Multiples Myelom: Tragbares Device für die Subkutanapplikation vereinfacht Antikörpertherapie
In der Nichtunterlegenheitsstudie IRAKLIA erhielten Patientinnen und Patienten mit rezidiviertem/refraktärem Multiplem Myelom (RRMM) randomisiert entweder Isatuximab s.c. in fixer Dosierung (1.400 mg) oder Isatuximab i.v. gewichtsadaptiert (10 mg/kg), jeweils in Kombination mit Pomalidomid und Dexamethason (Pd).
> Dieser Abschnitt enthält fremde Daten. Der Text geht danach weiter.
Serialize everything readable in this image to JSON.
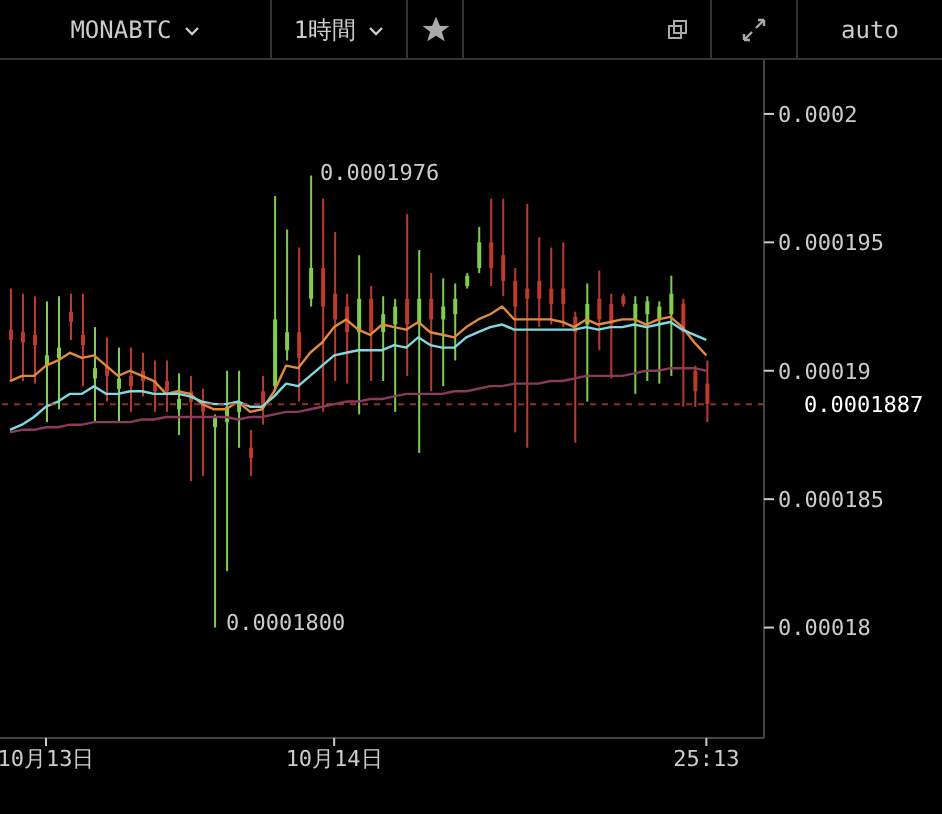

Die subkutane Anwendung von Isatuximab erfolgte mit Hilfe eines tragbaren Einmalsystems, das auf der Haut aufgebracht keine weitere Manipulation für die Applikation erfordert. Im Median dauert die s.c. Applikation in der Studie 13 Minuten. 99,9% der Applikationen konnten vollständig abgeschlossen werden. Ab dem sechsten Zyklus war die Anwendung zu Hause möglich.